John W. Rhoads, 43, the former Prince George's County police chief whose retirement with a disability pension aroused controversy when he sought a new job, asked the county yesterday to reevaluate his condition.

A county official said he expected a decision on granting the request would be made by the end of the week.

Rhoads' unusual move apparently takes him out of the running for the post of chief deputy sheriff in Orange County, Fla., a job for which he had been considered as a top contender.

In a letter asking reevaluation by the Prince George's Disability Review Board, Rhoads said recent publicity about his seeking the job in the central Florida county caused him and his wife "some concern," according to board chairman William R. Brown Jr.

Rhoads, who retired two months ago with a tax-free $29,700 disability pension after pleading a back injury, could not be reached for comment.

Orange County Sheriff Melvin G. Coleman, with whom Rhoads discussed the new job, said he understood Rhoads was concerned by suggestions that some impropriety may have been involved in his disability retirement.

In the light of Rhoads' request for reevaluation and the likelihood the process may take several months, Coleman said, "We mutually agreed [that] . . . I should at least take a hard look at some of the other candidates, even though I considered him as the top contender."

That decision, reached yesterday morning in a telephone call between the two men, Coleman said, made it unlikely Rhoads would get the number two post in the 800-member Orange County department.

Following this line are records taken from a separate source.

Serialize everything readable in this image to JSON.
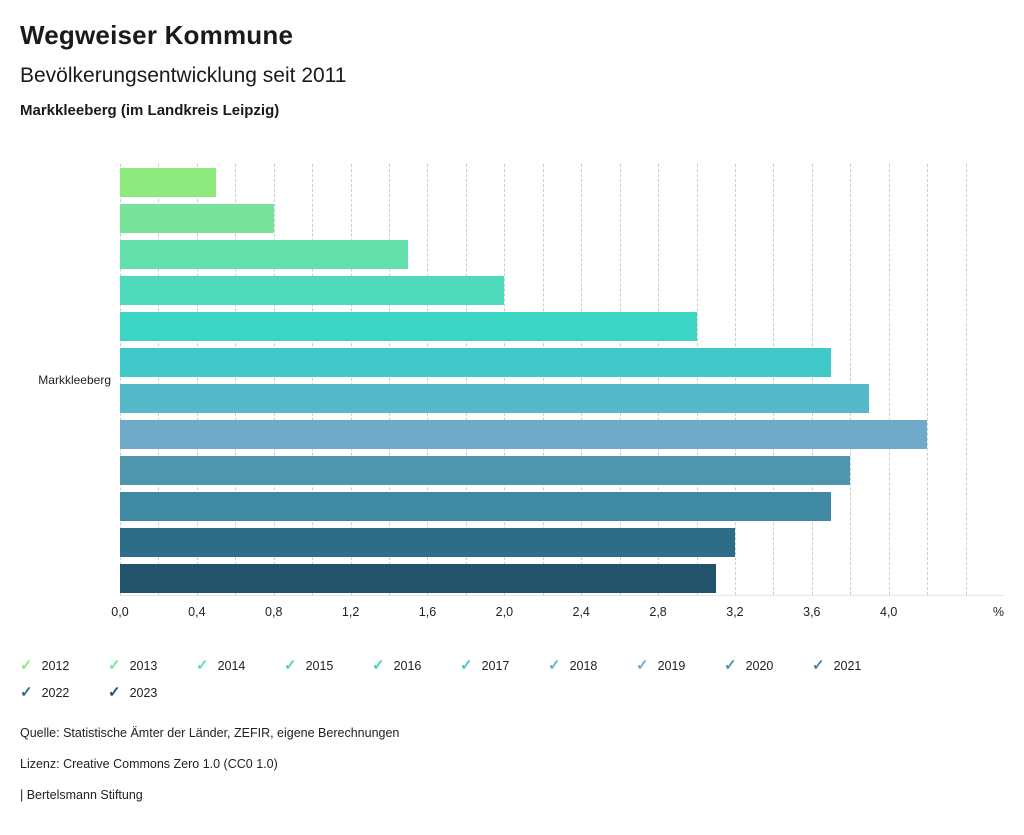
{
  "header": {
    "title": "Wegweiser Kommune",
    "subtitle": "Bevölkerungsentwicklung seit 2011",
    "region": "Markkleeberg (im Landkreis Leipzig)"
  },
  "chart_data": {
    "type": "bar",
    "orientation": "horizontal",
    "group_label": "Markkleeberg",
    "xlabel": "%",
    "xlim": [
      0,
      4.6
    ],
    "grid": "dashed-vertical",
    "grid_step": 0.2,
    "grid_max": 4.4,
    "legend_position": "bottom",
    "series": [
      {
        "name": "2012",
        "value": 0.5,
        "color": "#8de87e"
      },
      {
        "name": "2013",
        "value": 0.8,
        "color": "#79e29b"
      },
      {
        "name": "2014",
        "value": 1.5,
        "color": "#63dfac"
      },
      {
        "name": "2015",
        "value": 2.0,
        "color": "#4edabb"
      },
      {
        "name": "2016",
        "value": 3.0,
        "color": "#3cd5c4"
      },
      {
        "name": "2017",
        "value": 3.7,
        "color": "#41c9c9"
      },
      {
        "name": "2018",
        "value": 3.9,
        "color": "#55b9c9"
      },
      {
        "name": "2019",
        "value": 4.2,
        "color": "#6fabc9"
      },
      {
        "name": "2020",
        "value": 3.8,
        "color": "#4f96ad"
      },
      {
        "name": "2021",
        "value": 3.7,
        "color": "#3f89a2"
      },
      {
        "name": "2022",
        "value": 3.2,
        "color": "#2e6d87"
      },
      {
        "name": "2023",
        "value": 3.1,
        "color": "#22536a"
      }
    ],
    "xticks": [
      {
        "value": 0.0,
        "label": "0,0"
      },
      {
        "value": 0.4,
        "label": "0,4"
      },
      {
        "value": 0.8,
        "label": "0,8"
      },
      {
        "value": 1.2,
        "label": "1,2"
      },
      {
        "value": 1.6,
        "label": "1,6"
      },
      {
        "value": 2.0,
        "label": "2,0"
      },
      {
        "value": 2.4,
        "label": "2,4"
      },
      {
        "value": 2.8,
        "label": "2,8"
      },
      {
        "value": 3.2,
        "label": "3,2"
      },
      {
        "value": 3.6,
        "label": "3,6"
      },
      {
        "value": 4.0,
        "label": "4,0"
      }
    ]
  },
  "legend": {
    "check_glyph": "✓"
  },
  "footer": {
    "source": "Quelle: Statistische Ämter der Länder, ZEFIR, eigene Berechnungen",
    "license": "Lizenz: Creative Commons Zero 1.0 (CC0 1.0)",
    "brand": "| Bertelsmann Stiftung"
  }
}
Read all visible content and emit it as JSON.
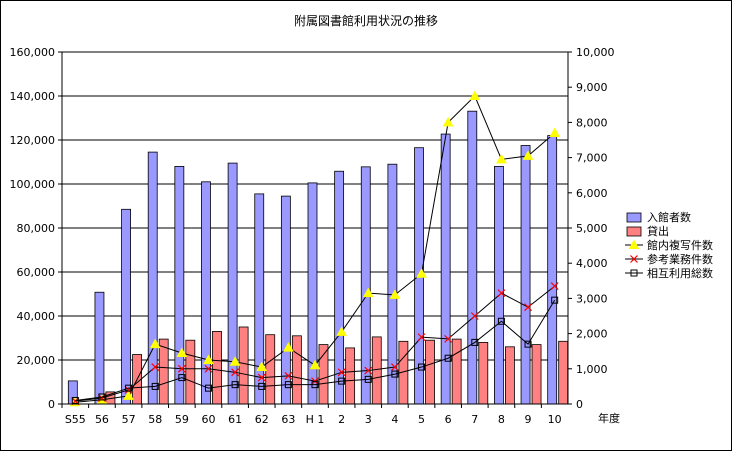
{
  "chart_data": {
    "type": "bar",
    "title": "附属図書館利用状況の推移",
    "xlabel": "年度",
    "categories": [
      "S55",
      "56",
      "57",
      "58",
      "59",
      "60",
      "61",
      "62",
      "63",
      "H 1",
      "2",
      "3",
      "4",
      "5",
      "6",
      "7",
      "8",
      "9",
      "10"
    ],
    "ylim_left": [
      0,
      160000
    ],
    "ylim_right": [
      0,
      10000
    ],
    "y_ticks_left": [
      "0",
      "20,000",
      "40,000",
      "60,000",
      "80,000",
      "100,000",
      "120,000",
      "140,000",
      "160,000"
    ],
    "y_ticks_right": [
      "0",
      "1,000",
      "2,000",
      "3,000",
      "4,000",
      "5,000",
      "6,000",
      "7,000",
      "8,000",
      "9,000",
      "10,000"
    ],
    "legend_position": "right",
    "grid": "horizontal",
    "series": [
      {
        "name": "入館者数",
        "kind": "bar",
        "axis": "left",
        "color": "#9999ff",
        "values": [
          10500,
          50800,
          88500,
          114500,
          108000,
          101000,
          109500,
          95500,
          94500,
          100500,
          105800,
          107800,
          109000,
          116500,
          122700,
          133100,
          108000,
          117500,
          122000
        ]
      },
      {
        "name": "貸出",
        "kind": "bar",
        "axis": "left",
        "color": "#ff8080",
        "values": [
          0,
          5500,
          22500,
          29500,
          29000,
          33000,
          35000,
          31500,
          31000,
          27000,
          25500,
          30500,
          28500,
          29000,
          29500,
          28000,
          26000,
          27000,
          28500
        ]
      },
      {
        "name": "館内複写件数",
        "kind": "line",
        "axis": "right",
        "color": "#ffff00",
        "marker": "triangle",
        "values": [
          50,
          120,
          230,
          1700,
          1450,
          1250,
          1200,
          1050,
          1600,
          1100,
          2050,
          3150,
          3100,
          3700,
          8000,
          8750,
          6950,
          7050,
          7700
        ]
      },
      {
        "name": "参考業務件数",
        "kind": "line",
        "axis": "right",
        "color": "#ff0000",
        "marker": "x",
        "values": [
          80,
          170,
          400,
          1050,
          1000,
          1000,
          900,
          750,
          800,
          650,
          900,
          950,
          1050,
          1900,
          1850,
          2500,
          3150,
          2750,
          3350
        ]
      },
      {
        "name": "相互利用総数",
        "kind": "line",
        "axis": "right",
        "color": "#000000",
        "marker": "square",
        "values": [
          100,
          200,
          450,
          500,
          750,
          450,
          550,
          500,
          550,
          550,
          650,
          700,
          850,
          1050,
          1300,
          1750,
          2350,
          1700,
          2950
        ]
      }
    ]
  }
}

"The whole thing is a shame," Coleman said. "I consider John Rhoads an outstanding candidate."

When Rhoads' interest in the Florida job became known last week, the former chief drew sharp criticism from several members of the Prince George's County Council. They asserted that they granted him a 70 percent disability pension because they accepted his explanation that his back injury made it impossible for him to function in a demanding job.

"It makes a mockery of the system," Councilman Floyd E. Wilson Jr. said then. A pension not based on disability would provide 50 percent of salary.

County officials said that Rhoads is not prohibited by retirement laws from taking a new position. He contended that the Florida job differed from his work here in that it meant being an administrator rather than a patrol officer or chief.

"I don't think his injury would hinder him in his work here at all," Coleman said in an interview last week.

Rhoads said last week that his four-year-old back injury, which forced him to miss most of his last two months of work in Prince George's, had "improved 100 percent."

He said the problem "is still there," but "the pain has improved considerably . . . "

Brown said that if Rhoads' request for a new examination is granted, he knew of no requirement that the board be governed in its findings by the results of the previous evaluation.